Rosa Lizeth Frias, Resident


I rode the public buses alone

since the age of 7.

But unlike a place like Japan,

where safety is a given,

I rode those buses out of necessity.

Other times, a van driver would pick me up,

To take me on a daily 30-min ride

of social disparities in my "ciudad."

From the neighborhood I dreaded speaking about,

Fearing being mocked about,

To the catholic, private school

targeting kids with old and new money,

oblivious, in my mind,

to the realities beyond

5-level homes and fancy cars.

I like rules.

Never wondered how that came about.

Skirts centimeters below my knees

and perfectly polished shoes

forced me to learn and thrive

in a world of structure and fitting in,

the only perceived way to survive.

Expectations were set high.

Whether I ate a plate of broccoli, veal and mashed

or simply got beans and rice all week,

All month around,

if I was lucky...

I was often the only one black kid in my class,

But I never noticed,

not until now.

I was conditioned to succeed from early on.

It became almost a given.

I was independent and observant.

I learned to behave well

and listen quietly.

Never misbehaved.

Always did the homework.

Shared what I learned with others

and received unintended praise for it.

I was protected by my teachers.

I was framed as the “smart kid.”

Little did they know that inside,

I longed to belong.

I feared being discovered.

I memorized every line

so I could keep learning,

so I could fulfill my mother’s wish

of becoming an independent woman;

that was my agenda at 9 years old.

When she left,

I was ready.

At 13 years old,

I made monthly grocery budgets.

I compared products and chose what was healthiest and most affordable.

I never stopped doing my homework.

Even if I had to be taken out of class,

often in a pool of tears,

my sadness did not consume me.

Writing became my light,

while hope ...

Hope simply followed.

That was my privilege!


About the Author:

Rosa Lizeth Frias is a PGY-1 Categorical Internal Medicine physician at University of Miami/Jackson Memorial Hospital.
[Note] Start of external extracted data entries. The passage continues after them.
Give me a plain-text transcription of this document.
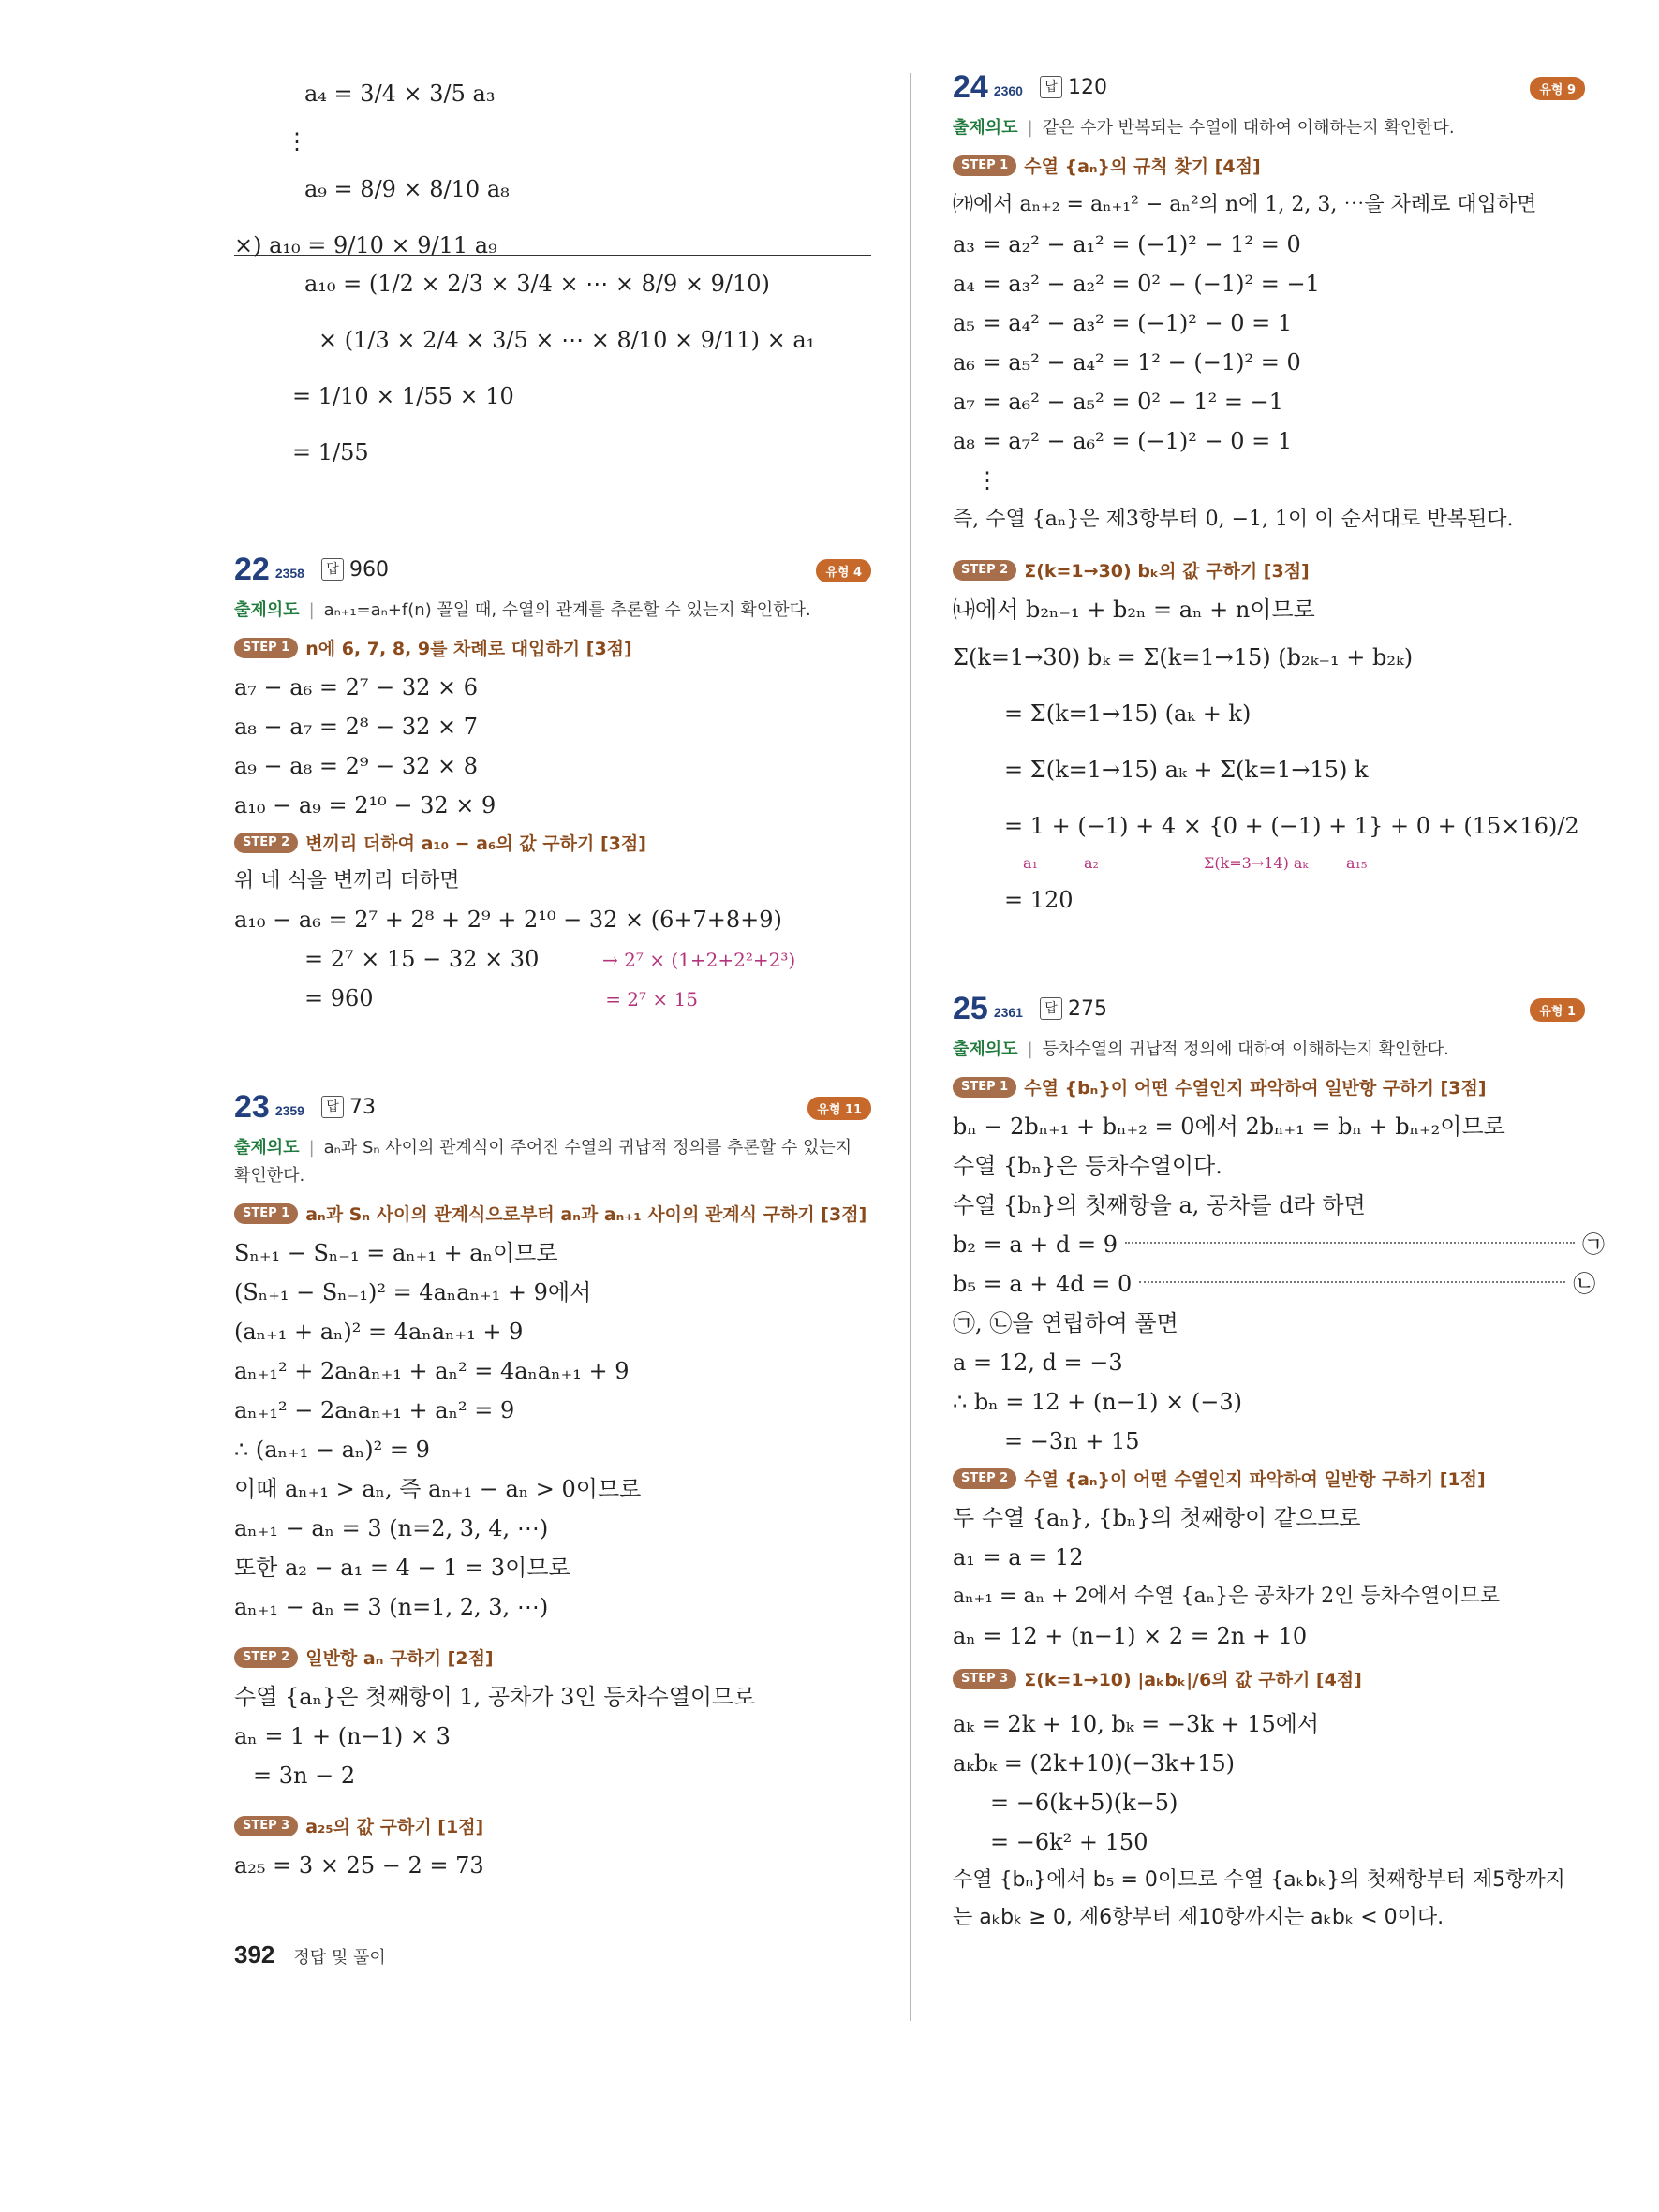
a₄ = 3/4 × 3/5 a₃
⋮
a₉ = 8/9 × 8/10 a₈
×) a₁₀ = 9/10 × 9/11 a₉
a₁₀ = (1/2 × 2/3 × 3/4 × ⋯ × 8/9 × 9/10)
× (1/3 × 2/4 × 3/5 × ⋯ × 8/10 × 9/11) × a₁
= 1/10 × 1/55 × 10
= 1/55
22 2358	답 960	유형 4
출제의도 | aₙ₊₁=aₙ+f(n) 꼴일 때, 수열의 관계를 추론할 수 있는지 확인한다.
STEP 1 n에 6, 7, 8, 9를 차례로 대입하기 [3점]
a₇ − a₆ = 2⁷ − 32 × 6
a₈ − a₇ = 2⁸ − 32 × 7
a₉ − a₈ = 2⁹ − 32 × 8
a₁₀ − a₉ = 2¹⁰ − 32 × 9
STEP 2 변끼리 더하여 a₁₀ − a₆의 값 구하기 [3점]
위 네 식을 변끼리 더하면
a₁₀ − a₆ = 2⁷ + 2⁸ + 2⁹ + 2¹⁰ − 32 × (6+7+8+9)
= 2⁷ × 15 − 32 × 30	→ 2⁷ × (1+2+2²+2³)
= 960	= 2⁷ × 15
23 2359	답 73	유형 11
출제의도 | aₙ과 Sₙ 사이의 관계식이 주어진 수열의 귀납적 정의를 추론할 수 있는지 확인한다.
STEP 1 aₙ과 Sₙ 사이의 관계식으로부터 aₙ과 aₙ₊₁ 사이의 관계식 구하기 [3점]
Sₙ₊₁ − Sₙ₋₁ = aₙ₊₁ + aₙ이므로
(Sₙ₊₁ − Sₙ₋₁)² = 4aₙaₙ₊₁ + 9에서
(aₙ₊₁ + aₙ)² = 4aₙaₙ₊₁ + 9
aₙ₊₁² + 2aₙaₙ₊₁ + aₙ² = 4aₙaₙ₊₁ + 9
aₙ₊₁² − 2aₙaₙ₊₁ + aₙ² = 9
∴ (aₙ₊₁ − aₙ)² = 9
이때 aₙ₊₁ > aₙ, 즉 aₙ₊₁ − aₙ > 0이므로
aₙ₊₁ − aₙ = 3 (n=2, 3, 4, ⋯)
또한 a₂ − a₁ = 4 − 1 = 3이므로
aₙ₊₁ − aₙ = 3 (n=1, 2, 3, ⋯)
STEP 2 일반항 aₙ 구하기 [2점]
수열 {aₙ}은 첫째항이 1, 공차가 3인 등차수열이므로
aₙ = 1 + (n−1) × 3
= 3n − 2
STEP 3 a₂₅의 값 구하기 [1점]
a₂₅ = 3 × 25 − 2 = 73
24 2360	답 120	유형 9
출제의도 | 같은 수가 반복되는 수열에 대하여 이해하는지 확인한다.
STEP 1 수열 {aₙ}의 규칙 찾기 [4점]
㈎에서 aₙ₊₂ = aₙ₊₁² − aₙ²의 n에 1, 2, 3, ⋯을 차례로 대입하면
a₃ = a₂² − a₁² = (−1)² − 1² = 0
a₄ = a₃² − a₂² = 0² − (−1)² = −1
a₅ = a₄² − a₃² = (−1)² − 0 = 1
a₆ = a₅² − a₄² = 1² − (−1)² = 0
a₇ = a₆² − a₅² = 0² − 1² = −1
a₈ = a₇² − a₆² = (−1)² − 0 = 1
⋮
즉, 수열 {aₙ}은 제3항부터 0, −1, 1이 이 순서대로 반복된다.
STEP 2 Σ(k=1→30) bₖ의 값 구하기 [3점]
㈏에서 b₂ₙ₋₁ + b₂ₙ = aₙ + n이므로
Σ(k=1→30) bₖ = Σ(k=1→15) (b₂ₖ₋₁ + b₂ₖ)
= Σ(k=1→15) (aₖ + k)
= Σ(k=1→15) aₖ + Σ(k=1→15) k
= 1 + (−1) + 4 × {0 + (−1) + 1} + 0 + (15×16)/2
a₁	a₂	Σ(k=3→14) aₖ	a₁₅
= 120
25 2361	답 275	유형 1
출제의도 | 등차수열의 귀납적 정의에 대하여 이해하는지 확인한다.
STEP 1 수열 {bₙ}이 어떤 수열인지 파악하여 일반항 구하기 [3점]
bₙ − 2bₙ₊₁ + bₙ₊₂ = 0에서 2bₙ₊₁ = bₙ + bₙ₊₂이므로
수열 {bₙ}은 등차수열이다.
수열 {bₙ}의 첫째항을 a, 공차를 d라 하면
b₂ = a + d = 9	㉠
b₅ = a + 4d = 0	㉡
㉠, ㉡을 연립하여 풀면
a = 12, d = −3
∴ bₙ = 12 + (n−1) × (−3)
= −3n + 15
STEP 2 수열 {aₙ}이 어떤 수열인지 파악하여 일반항 구하기 [1점]
두 수열 {aₙ}, {bₙ}의 첫째항이 같으므로
a₁ = a = 12
aₙ₊₁ = aₙ + 2에서 수열 {aₙ}은 공차가 2인 등차수열이므로
aₙ = 12 + (n−1) × 2 = 2n + 10
STEP 3 Σ(k=1→10) |aₖbₖ|/6의 값 구하기 [4점]
aₖ = 2k + 10, bₖ = −3k + 15에서
aₖbₖ = (2k+10)(−3k+15)
= −6(k+5)(k−5)
= −6k² + 150
수열 {bₙ}에서 b₅ = 0이므로 수열 {aₖbₖ}의 첫째항부터 제5항까지는 aₖbₖ ≥ 0, 제6항부터 제10항까지는 aₖbₖ < 0이다.
392 정답 및 풀이
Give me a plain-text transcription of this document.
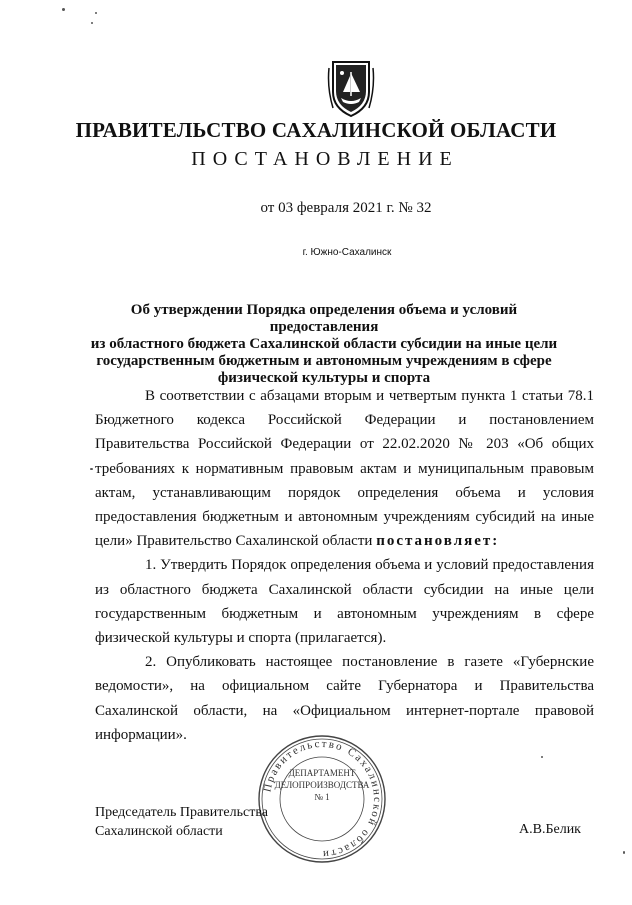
ПРАВИТЕЛЬСТВО САХАЛИНСКОЙ ОБЛАСТИ
ПОСТАНОВЛЕНИЕ
от 03 февраля 2021 г. № 32
г. Южно-Сахалинск
Об утверждении Порядка определения объема и условий предоставления
из областного бюджета Сахалинской области субсидии на иные цели
государственным бюджетным и автономным учреждениям в сфере
физической культуры и спорта

В соответствии с абзацами вторым и четвертым пункта 1 статьи 78.1 Бюджетного кодекса Российской Федерации и постановлением Правительства Российской Федерации от 22.02.2020 № 203 «Об общих требованиях к нормативным правовым актам и муниципальным правовым актам, устанавливающим порядок определения объема и условия предоставления бюджетным и автономным учреждениям субсидий на иные цели» Правительство Сахалинской области постановляет:

1. Утвердить Порядок определения объема и условий предоставления из областного бюджета Сахалинской области субсидии на иные цели государственным бюджетным и автономным учреждениям в сфере физической культуры и спорта (прилагается).

2. Опубликовать настоящее постановление в газете «Губернские ведомости», на официальном сайте Губернатора и Правительства Сахалинской области, на «Официальном интернет-портале правовой информации».

Правительство Сахалинской области
ДЕПАРТАМЕНТ
ДЕЛОПРОИЗВОДСТВА
№ 1
Председатель Правительства
Сахалинской области	А.В.Белик
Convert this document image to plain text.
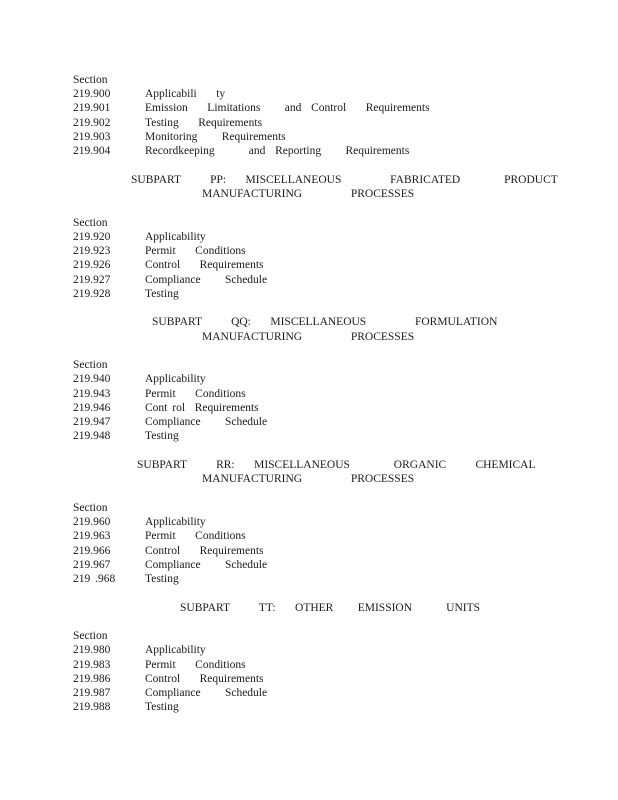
Section
219.900	Applicabili    ty
219.901	Emission    Limitations     and  Control    Requirements
219.902	Testing    Requirements
219.903	Monitoring     Requirements
219.904	Recordkeeping       and  Reporting     Requirements
SUBPART      PP:    MISCELLANEOUS          FABRICATED         PRODUCT
MANUFACTURING          PROCESSES
Section
219.920	Applicability
219.923	Permit    Conditions
219.926	Control    Requirements
219.927	Compliance     Schedule
219.928	Testing
SUBPART      QQ:    MISCELLANEOUS          FORMULATION
MANUFACTURING          PROCESSES
Section
219.940	Applicability
219.943	Permit    Conditions
219.946	Cont rol  Requirements
219.947	Compliance     Schedule
219.948	Testing
SUBPART      RR:    MISCELLANEOUS         ORGANIC      CHEMICAL
MANUFACTURING          PROCESSES
Section
219.960	Applicability
219.963	Permit    Conditions
219.966	Control    Requirements
219.967	Compliance     Schedule
219 .968	Testing
SUBPART      TT:    OTHER     EMISSION       UNITS
Section
219.980	Applicability
219.983	Permit    Conditions
219.986	Control    Requirements
219.987	Compliance     Schedule
219.988	Testing
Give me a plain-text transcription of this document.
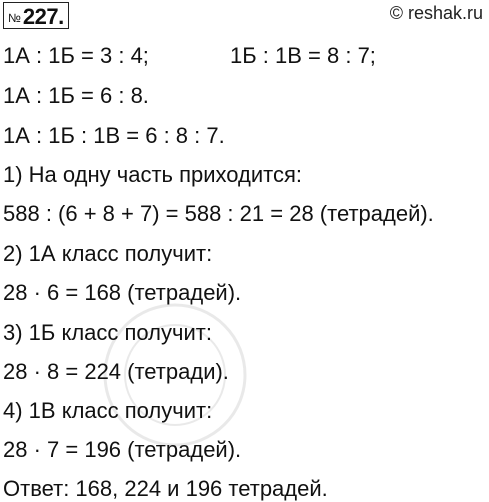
№ 227.	© reshak.ru
1А : 1Б = 3 : 4;	1Б : 1В = 8 : 7;
1А : 1Б = 6 : 8.
1А : 1Б : 1В = 6 : 8 : 7.
1) На одну часть приходится:
588 : (6 + 8 + 7) = 588 : 21 = 28 (тетрадей).
2) 1А класс получит:
28 · 6 = 168 (тетрадей).
3) 1Б класс получит:
28 · 8 = 224 (тетради).
4) 1В класс получит:
28 · 7 = 196 (тетрадей).
Ответ: 168, 224 и 196 тетрадей.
She was born in Colombia and emigrated to the US at age 16 to live with her father in Brooklyn, NY. She completed community college and ventured on a scholarship to complete her B.A in Neuroscience and Behavior at Mount Holyoke College, the first college for women in the U.S. She fell in love with cancer research in her 4-year gap before starting medical school in Puerto Rico with her goal in mind, and her eyes set on treating cancer patients like her physically absent mother. Despite hurricanes, limited academic resources and multiples reasons to quit, she matched at her #1 residency program, and now serves many Latinxs in Miami, Florida, a place she never imagined living in, but also the place that currently gives her the most satisfaction: to care for the extended community that raised her and remaining connected to the many other immigrants that come to the US looking for their own version of the "American Dream" like she did.


About the Work:

This piece relates my upbringing in my native Colombia. It touches on how my undefined identify formed and what I did to survive challenges, the world and the loss of my mother at a young age while my father lived miles away in the U.S. It talks about my unseen privilege of building resilience from such a young age, but most importantly, it provides context for what I thought privilege was then and what it represents for me now.